Video | The first driverless bus hits the road in Malaga


The autonomous bus in Malaga. / MIGUE FERNÁNDEZ / VIDEO: PEDRO J. QUERO

  • Passengers are invited to hop on the electric vehicle which will start a month-long trial this Saturday

The first electric-powered and autonomous bus service - that is, without the need for a driver - will begin trials in Malaga this week.

For a month, starting from Saturday 20 February, passengers will be able to hop on the service that will serve cruise passengers who arrive at the port so that they can access the city centre (although at the moment there are no tourists and there is no return forecast).

However, members of the public who want to try out the trial service that will operate Tuesdays to Saturdays, from 10am to 2pm, will be able to register online on the EMT website or at a marquee on the Paseo del Parque.

Despite not being necessary, the vehicle will always have a driver at the controls, since it is still a legal requirement and, on occasions, the driver will have to take control since full autonomy has not yet been achieved.

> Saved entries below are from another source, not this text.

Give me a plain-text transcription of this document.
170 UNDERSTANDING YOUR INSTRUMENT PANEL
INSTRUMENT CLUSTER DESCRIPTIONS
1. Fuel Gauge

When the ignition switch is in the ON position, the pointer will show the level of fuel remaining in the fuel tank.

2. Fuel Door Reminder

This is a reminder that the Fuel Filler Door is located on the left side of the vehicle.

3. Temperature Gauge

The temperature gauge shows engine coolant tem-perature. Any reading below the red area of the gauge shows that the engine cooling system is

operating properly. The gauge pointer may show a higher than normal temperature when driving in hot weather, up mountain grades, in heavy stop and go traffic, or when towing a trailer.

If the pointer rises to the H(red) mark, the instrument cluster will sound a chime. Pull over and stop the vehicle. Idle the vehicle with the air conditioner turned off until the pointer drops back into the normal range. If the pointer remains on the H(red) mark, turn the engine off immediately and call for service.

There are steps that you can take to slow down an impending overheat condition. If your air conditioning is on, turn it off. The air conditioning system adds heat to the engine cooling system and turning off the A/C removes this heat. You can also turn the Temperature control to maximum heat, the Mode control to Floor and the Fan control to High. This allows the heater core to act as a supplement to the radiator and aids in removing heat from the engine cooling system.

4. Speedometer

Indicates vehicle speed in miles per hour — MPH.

Present at the unveiling of the vehicle this Wednesday morning (17 February) were the city’s mayor, Francisco de la Torre; the president of the Port Authority, Carlos Rubio; the general director of the bus company Grupo Avanza, Valentín Alonso; and the director of bus manufacturer Irizar, Íñigo Azcona.

This project has been four years in the making although the plans were interrupted by the Covid crisis.

The mayor boasts, "Malaga is the first city in Europe where an autonomous 12-metre bus will operate, with the help of smart traffic lights with which the City Council has collaborated."

Carlos Rubio, said that it is an exciting project that will be accelerated by the change in trends brought about by Covid in terms of sustainability and smart mobility. "The port area is ideal for this type of initiative."

Valentín Alonso added that the Automost R&D project “is entering its final phase with this live test in the streets of Malaga". He said that it is the first time automation has been applied to a standard-size passenger bus with a capacity for 70 passengers. "We are talking about real public transport, which until now it had only been done with small vehicles for 12 people, and interacts in a real setting with other vehicles, pedestrians and cyclists."

"Nobody disputes that in the future there will be autonomous vehicles, the question is when and how it will affect our mobility."

For Íñigo Azcona, autonomous driving will be the future in cities, and will help improve mobility. "We want to appeal to all the people of Malaga to come and try it out and see that it is safe and that it is already a reality."